Не эти ли слова Достоевского вспоминает Ницше («G?tzend?mmerung». 1899, стр. 158) по поводу Наполеона: «Для поставленной нами задачи (о Наполеоне, как о „преступнике“), – говорит Ницше, – имеет очень важное значение свидетельство Достоевского, единственного, кстати сказать, психолога, от которого я чему-нибудь научился. Достоевский принадлежит к самым прекрасным и счастливым находкам моей жизни (er geh?rt zu den sch?nsten Gl?ksf?llen meines Lebens)… Сибирские каторжники, в среде которых он долго жил, все самые тяжкие преступники, для которых уже не было никакого возврата в общество, на этого глубокого человека (tiefe Mensch) производили совсем другое впечатление, чем сам он ожидал, – приблизительно такое, как будто люди эти были сделаны из лучшего, самого твердого и драгоценного дерева, какое только вообще растет па русской земле. – Ungef?hr als aus dem besten, h?rtesten und werkvollsten Holze geschnitzt das auf Russischer Erde ?berhaupt w?chst».
«Погибли даром могучие силы, – заключает Достоевский. – А кто виноват?.. То-то, кто виноват?»
Не виноват ли, между прочим, и Порфирий, паук, отолстевший на проповеди «христианской» идеи страдания?

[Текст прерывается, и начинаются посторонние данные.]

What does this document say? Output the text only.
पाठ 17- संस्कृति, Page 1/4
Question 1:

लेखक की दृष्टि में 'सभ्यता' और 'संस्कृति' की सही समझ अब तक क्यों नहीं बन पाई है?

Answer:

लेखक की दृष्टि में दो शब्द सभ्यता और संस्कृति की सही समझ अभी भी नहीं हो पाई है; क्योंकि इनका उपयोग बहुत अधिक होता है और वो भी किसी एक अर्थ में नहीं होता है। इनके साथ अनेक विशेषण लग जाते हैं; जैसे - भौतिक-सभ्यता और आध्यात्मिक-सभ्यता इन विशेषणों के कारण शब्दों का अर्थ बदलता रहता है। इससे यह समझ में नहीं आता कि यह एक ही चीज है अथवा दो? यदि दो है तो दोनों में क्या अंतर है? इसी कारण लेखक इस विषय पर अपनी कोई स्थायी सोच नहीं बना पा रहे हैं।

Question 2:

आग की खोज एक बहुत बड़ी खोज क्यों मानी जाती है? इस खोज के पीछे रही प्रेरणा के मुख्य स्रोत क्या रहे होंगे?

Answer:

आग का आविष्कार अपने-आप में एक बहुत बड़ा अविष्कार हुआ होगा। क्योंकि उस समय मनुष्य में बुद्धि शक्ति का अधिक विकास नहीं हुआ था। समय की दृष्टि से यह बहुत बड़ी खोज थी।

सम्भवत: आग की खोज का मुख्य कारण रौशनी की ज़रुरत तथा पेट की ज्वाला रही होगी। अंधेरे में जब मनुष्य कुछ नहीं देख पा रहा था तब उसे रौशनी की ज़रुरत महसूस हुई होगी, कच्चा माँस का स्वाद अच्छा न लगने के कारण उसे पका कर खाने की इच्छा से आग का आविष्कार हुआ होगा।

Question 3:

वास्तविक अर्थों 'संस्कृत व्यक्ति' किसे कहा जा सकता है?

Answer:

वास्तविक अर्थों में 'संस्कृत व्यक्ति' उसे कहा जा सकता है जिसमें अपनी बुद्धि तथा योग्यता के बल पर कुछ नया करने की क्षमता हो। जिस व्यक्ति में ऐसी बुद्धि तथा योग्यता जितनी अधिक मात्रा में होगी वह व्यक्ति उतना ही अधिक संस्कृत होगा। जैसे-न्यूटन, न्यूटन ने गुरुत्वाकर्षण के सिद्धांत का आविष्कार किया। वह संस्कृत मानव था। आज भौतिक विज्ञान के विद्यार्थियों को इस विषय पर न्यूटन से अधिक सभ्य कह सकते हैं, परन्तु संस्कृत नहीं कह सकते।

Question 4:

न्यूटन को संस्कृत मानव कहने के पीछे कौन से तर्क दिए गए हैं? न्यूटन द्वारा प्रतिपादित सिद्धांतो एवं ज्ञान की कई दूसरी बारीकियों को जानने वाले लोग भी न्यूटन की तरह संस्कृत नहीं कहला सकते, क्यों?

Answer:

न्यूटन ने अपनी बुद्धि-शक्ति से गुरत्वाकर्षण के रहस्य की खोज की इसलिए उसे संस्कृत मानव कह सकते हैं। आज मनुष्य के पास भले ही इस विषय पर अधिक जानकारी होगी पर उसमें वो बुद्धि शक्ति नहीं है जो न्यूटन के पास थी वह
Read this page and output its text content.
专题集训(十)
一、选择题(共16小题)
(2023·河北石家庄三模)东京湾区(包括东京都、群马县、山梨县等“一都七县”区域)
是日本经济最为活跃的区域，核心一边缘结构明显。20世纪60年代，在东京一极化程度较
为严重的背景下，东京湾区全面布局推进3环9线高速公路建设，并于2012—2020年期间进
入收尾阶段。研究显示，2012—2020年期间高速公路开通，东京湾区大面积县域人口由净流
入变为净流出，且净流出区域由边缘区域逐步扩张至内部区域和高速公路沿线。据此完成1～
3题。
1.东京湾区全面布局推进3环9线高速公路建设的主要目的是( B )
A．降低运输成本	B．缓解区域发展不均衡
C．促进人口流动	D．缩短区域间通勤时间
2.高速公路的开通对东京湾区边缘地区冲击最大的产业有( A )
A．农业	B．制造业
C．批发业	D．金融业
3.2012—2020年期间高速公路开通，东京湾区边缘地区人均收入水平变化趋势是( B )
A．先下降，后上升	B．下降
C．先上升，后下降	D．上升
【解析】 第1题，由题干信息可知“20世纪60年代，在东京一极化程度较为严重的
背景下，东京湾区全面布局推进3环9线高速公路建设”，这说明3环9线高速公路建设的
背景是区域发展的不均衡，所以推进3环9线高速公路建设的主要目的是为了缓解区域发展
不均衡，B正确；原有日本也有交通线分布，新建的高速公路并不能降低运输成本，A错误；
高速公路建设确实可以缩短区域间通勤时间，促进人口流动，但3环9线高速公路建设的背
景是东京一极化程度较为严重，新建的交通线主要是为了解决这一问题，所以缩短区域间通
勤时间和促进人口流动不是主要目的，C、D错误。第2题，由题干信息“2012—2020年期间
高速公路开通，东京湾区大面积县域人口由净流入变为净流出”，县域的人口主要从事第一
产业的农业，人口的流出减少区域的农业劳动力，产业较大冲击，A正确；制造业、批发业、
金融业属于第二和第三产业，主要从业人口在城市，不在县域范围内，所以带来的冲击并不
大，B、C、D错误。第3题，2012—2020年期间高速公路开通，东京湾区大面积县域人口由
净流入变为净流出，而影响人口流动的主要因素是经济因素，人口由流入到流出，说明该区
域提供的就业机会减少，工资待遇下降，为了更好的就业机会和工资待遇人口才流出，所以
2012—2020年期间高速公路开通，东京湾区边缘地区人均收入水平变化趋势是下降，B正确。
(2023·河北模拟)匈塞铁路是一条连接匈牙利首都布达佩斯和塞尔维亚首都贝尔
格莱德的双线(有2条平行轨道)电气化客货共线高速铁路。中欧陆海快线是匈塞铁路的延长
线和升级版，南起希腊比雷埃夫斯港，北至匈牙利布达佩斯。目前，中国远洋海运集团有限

Не виновата ли и вечная жертва паука, «тихая Соня», которая «все отдает», «не плачет, не стонет» и осуществляет эту идею страдания до преступного мученичества?
Во всяком случае, если бы в том, что у русского народа есть одна лишь эта идея христианского страдания, смирения, покорности, что больше ему «ничего и не надо», потому что это одно есть «все», – Достоевский был, действительно, так твердо, так спокойно уверен, как это может казаться, то едва ли бы спрашивал он с таким недоумением и тревогою, по поводу гибели лучшей, «самой сильной» части русского народа в стенах Мертвого дома: «Кто виноват?»
Нет, великая трагедия религиозной раздвоенности, «раскола» совершается не только в верхнем культурном слое, в сознании, в разуме, но и в стихии, в сердце народа. Потому-то, может быть, русский народ – по преимуществу всемирный, что он переживает эту трагедию с такою силою, с какой не переживал ее доныне ни один из европейских народов.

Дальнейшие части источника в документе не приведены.